Mississippi - At the Hayes Cooper School for Math, Science and Technology, a technology-centered K-6 public school in the heart of the Mississippi Delta, each child has an individualized educational program tailored to meet his or her learning needs, using computer programs that have been designed by the school's teachers to meet state curriculum standards and the National Education Goals.

As a result, teachers have more time to spend with small groups of students, while other students work in teams at one of the classroom's computer terminals. Classrooms are linked by computer networks to enable teachers to share ideas and participate in team-teaching activities. Computer-generated reports on each child's progress are sent home to parents on a monthly basis. After just one year in operation, Hayes Cooper students report significant gains over last year's standardized test scores. "This school is harder," explains one sixth grader, "but it is a lot more fun."

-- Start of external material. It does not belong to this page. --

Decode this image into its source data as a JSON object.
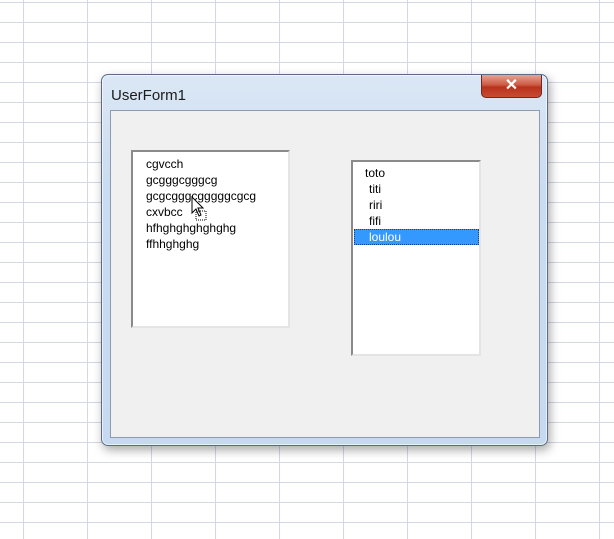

Massachusetts - During the last five years, hundreds of teachers in Boston Public Schools have observed the positive impact of technology on their students' ability to learn, especially in the area of mathematics. Each teacher involved in the Elementary and Middle School Math and Technology Project, which is funded by the National Science Foundation and Boston Public Schools, received two computers, a calculator and "hands-on" math materials for their classrooms.

Coupled with intensive workshops in mathematics and new strategies for teaching math (cooperative learning, interdisciplinary teaching, etc.), these materials have provided rich and vastly different learning experiences in math for Boston students. Listen to the comments from some Boston area teachers.

One teacher reported that "I no longer use textbooks. All lessons involve manipulatives, calculators and computers. I teach to develop concepts, not techniques for getting answers."

Another said that "my students are always engaged in problem solving. My students now work in groups, sharing their ideas and knowledge. I love to listen to them develop strategies as they work at the computer. They are always thinking and sharing their knowledge."

Still another remarked, "I have seen totally new ways to use calculators and computers. I always saw computers as a tool to reinforce or check skills work, but now I see that they really engage my students in much more complex problem solving."

* Effective Examples,

But Not Yet Pervasive

Powerful examples like these show that creative uses of technologies by skilled teachers offer the promise to quickly and cost-effectively restructure education as we know it. These technologies can help teachers create an environment where all students are afforded rigorous, rich classroom instruction at a pace that suits their learning style and in a way that gives them a more active role in the learning process.

The problem is that there are few examples of exemplary use of technology in the classroom.